BMW R 1200 RT MY 2017: test su strada

Abbiamo testato il MY 2017 della BMW R 1200 RT, la gran turismo bavarese con alle spalle anni di consolidata esperienza e piacere di guida. Una moto che, nonostante l'imponente mole, si presta benissimo ad un utilizzo a 360°.

Chi pensa alle moto gran turismo come grosse due ruote "super-carenate" adatte solo a macinare chilometri e chilometri di autostrada a 130 all'ora, pesanti e impacciate nella guida e impossibili da utilizzare quotidianamente allora non ha mai avuto l'occasione di guidare una RT! Già, perché il concetto appena citato non è mai appartenuto a questo glorioso modello BMW! Vediamo insieme il perché, ma analizziamo il passato.

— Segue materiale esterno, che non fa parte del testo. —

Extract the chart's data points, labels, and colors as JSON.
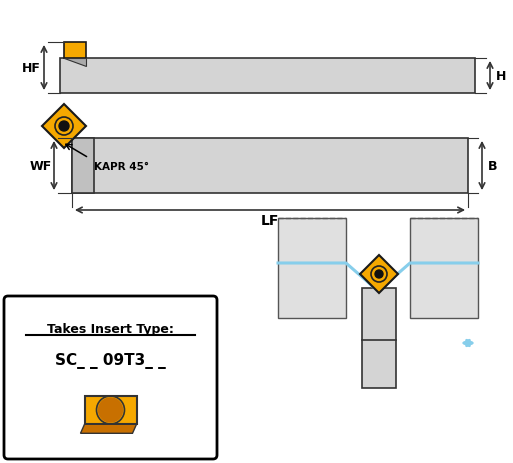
{
  "bg_color": "#ffffff",
  "holder_color": "#d4d4d4",
  "holder_edge": "#333333",
  "insert_color": "#f5a800",
  "insert_edge": "#1a1a1a",
  "dim_line_color": "#333333",
  "blue_arrow_color": "#87ceeb",
  "label_HF": "HF",
  "label_H": "H",
  "label_WF": "WF",
  "label_B": "B",
  "label_LF": "LF",
  "label_KAPR": "KAPR 45°",
  "insert_label": "Takes Insert Type:",
  "insert_code": "SC_ _ 09T3_ _"
}
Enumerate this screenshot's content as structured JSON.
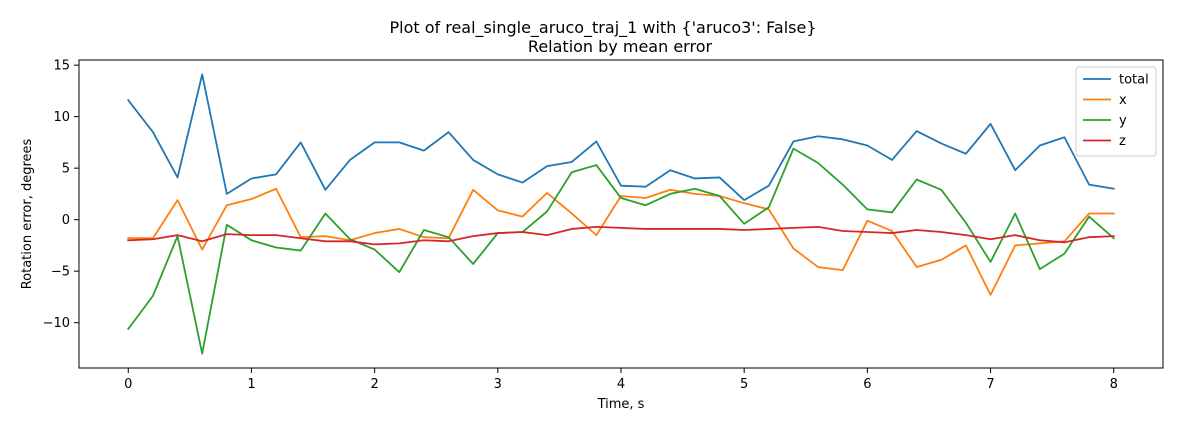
{
  "chart_data": {
    "type": "line",
    "title": "Plot of real_single_aruco_traj_1 with {'aruco3': False}",
    "subtitle": "Relation by mean error",
    "xlabel": "Time, s",
    "ylabel": "Rotation error, degrees",
    "xlim": [
      -0.4,
      8.4
    ],
    "ylim": [
      -14.4,
      15.5
    ],
    "x_ticks": [
      0,
      1,
      2,
      3,
      4,
      5,
      6,
      7,
      8
    ],
    "x_tick_labels": [
      "0",
      "1",
      "2",
      "3",
      "4",
      "5",
      "6",
      "7",
      "8"
    ],
    "y_ticks": [
      -10,
      -5,
      0,
      5,
      10,
      15
    ],
    "y_tick_labels": [
      "−10",
      "−5",
      "0",
      "5",
      "10",
      "15"
    ],
    "grid": false,
    "legend_position": "top-right",
    "x": [
      0,
      0.2,
      0.4,
      0.6,
      0.8,
      1.0,
      1.2,
      1.4,
      1.6,
      1.8,
      2.0,
      2.2,
      2.4,
      2.6,
      2.8,
      3.0,
      3.2,
      3.4,
      3.6,
      3.8,
      4.0,
      4.2,
      4.4,
      4.6,
      4.8,
      5.0,
      5.2,
      5.4,
      5.6,
      5.8,
      6.0,
      6.2,
      6.4,
      6.6,
      6.8,
      7.0,
      7.2,
      7.4,
      7.6,
      7.8,
      8.0
    ],
    "series": [
      {
        "name": "total",
        "color": "#1f77b4",
        "values": [
          11.6,
          8.5,
          4.1,
          14.1,
          2.5,
          4.0,
          4.4,
          7.5,
          2.9,
          5.8,
          7.5,
          7.5,
          6.7,
          8.5,
          5.8,
          4.4,
          3.6,
          5.2,
          5.6,
          7.6,
          3.3,
          3.2,
          4.8,
          4.0,
          4.1,
          1.9,
          3.3,
          7.6,
          8.1,
          7.8,
          7.2,
          5.8,
          8.6,
          7.4,
          6.4,
          9.3,
          4.8,
          7.2,
          8.0,
          3.4,
          3.0
        ]
      },
      {
        "name": "x",
        "color": "#ff7f0e",
        "values": [
          -1.8,
          -1.8,
          1.9,
          -2.9,
          1.4,
          2.0,
          3.0,
          -1.7,
          -1.6,
          -2.0,
          -1.3,
          -0.9,
          -1.7,
          -1.8,
          2.9,
          0.9,
          0.3,
          2.6,
          0.6,
          -1.5,
          2.3,
          2.1,
          2.9,
          2.5,
          2.3,
          1.6,
          1.0,
          -2.8,
          -4.6,
          -4.9,
          -0.1,
          -1.1,
          -4.6,
          -3.9,
          -2.5,
          -7.3,
          -2.5,
          -2.3,
          -2.1,
          0.6,
          0.6
        ]
      },
      {
        "name": "y",
        "color": "#2ca02c",
        "values": [
          -10.6,
          -7.4,
          -1.6,
          -13.0,
          -0.5,
          -2.0,
          -2.7,
          -3.0,
          0.6,
          -1.9,
          -2.9,
          -5.1,
          -1.0,
          -1.7,
          -4.3,
          -1.3,
          -1.2,
          0.8,
          4.6,
          5.3,
          2.1,
          1.4,
          2.5,
          3.0,
          2.3,
          -0.4,
          1.2,
          6.9,
          5.5,
          3.4,
          1.0,
          0.7,
          3.9,
          2.9,
          -0.3,
          -4.1,
          0.6,
          -4.8,
          -3.3,
          0.3,
          -1.8
        ]
      },
      {
        "name": "z",
        "color": "#d62728",
        "values": [
          -2.0,
          -1.9,
          -1.5,
          -2.1,
          -1.4,
          -1.5,
          -1.5,
          -1.8,
          -2.1,
          -2.1,
          -2.4,
          -2.3,
          -2.0,
          -2.1,
          -1.6,
          -1.3,
          -1.2,
          -1.5,
          -0.9,
          -0.7,
          -0.8,
          -0.9,
          -0.9,
          -0.9,
          -0.9,
          -1.0,
          -0.9,
          -0.8,
          -0.7,
          -1.1,
          -1.2,
          -1.3,
          -1.0,
          -1.2,
          -1.5,
          -1.9,
          -1.5,
          -2.0,
          -2.2,
          -1.7,
          -1.6
        ]
      }
    ]
  }
}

Un po' di storia - Nel 1978, BMW introduce sul mercato la R 100 RT (Reise-Tourer), la prima vera gran turismo del marchio bavarese derivata dalla R 100 RS uscita appena due anni prima. Questo modello era una R 100 arricchita con borse laterali rigide e un'enorme carenatura frontale composta da due prese d'aria, frecce, faro tondo nascosto da un'ulteriore vetro quadrato e un grande parabrezza.

Su questa base, BMW continuò con piccoli aggiornamenti fino al 1984, ma dobbiamo attraversare un decennio e arrivare fino al 1996 per arrivare alla RT più apprezzata e che gettò le basi per la nuova era delle gran turismo a 360°. Fu infatti con la R 1100 RT che, fino al 2001, BMW stupì il mondo delle due ruote creando una gran turismo molto comoda, potente e molto agile, che non aveva nulla da invidiare alle più grosse moto da viaggio, autoradio compresa!

L'aggiornamento globale arrivò poi nel 2002 con la R 1150 RT, dotata di un propulsore rivisto, nuovo look e nuove dotazioni di bordo, modello che ha subito un resyling nel 2004 per poi essere quasi del tutto stravolto nel 2005 con la R 1200 RT, dalla quale derivano le ultime RT fino ad oggi. Ciò che infatti è stato migliorato negli anni, oltre a look e dotazioni, è il comportamento di questo modello una volta su strada: con il passare degli anni, la BMW RT è divenuta sempre più maneggevole e versatile , una caratteristica che non tutti conoscono!

Oggi, con il MY 2017, la R 1200 RT si riconferma la gran turismo che ci ha stupiti nel 2013/14, quando è stato introdotto il nuovo bicilindrico boxer da 1170 cc con raffreddamento aria/liquido, capace di 125 CV e 125 Nm di coppia. Gli aggiornamenti per il 2017 sul propulsore riguardano l'arrivo di uno smorzatore di vibrazioni sull'albero motore chiamato judder damper, nuovi alberi di trasmissione e cuscinetti degli stessi e un attuatore del tamburo di selezione del cambio rivisitato. Per rispettare i regolamenti EU4 è stata inoltre aggiunta una spia OBD nel cruscotto.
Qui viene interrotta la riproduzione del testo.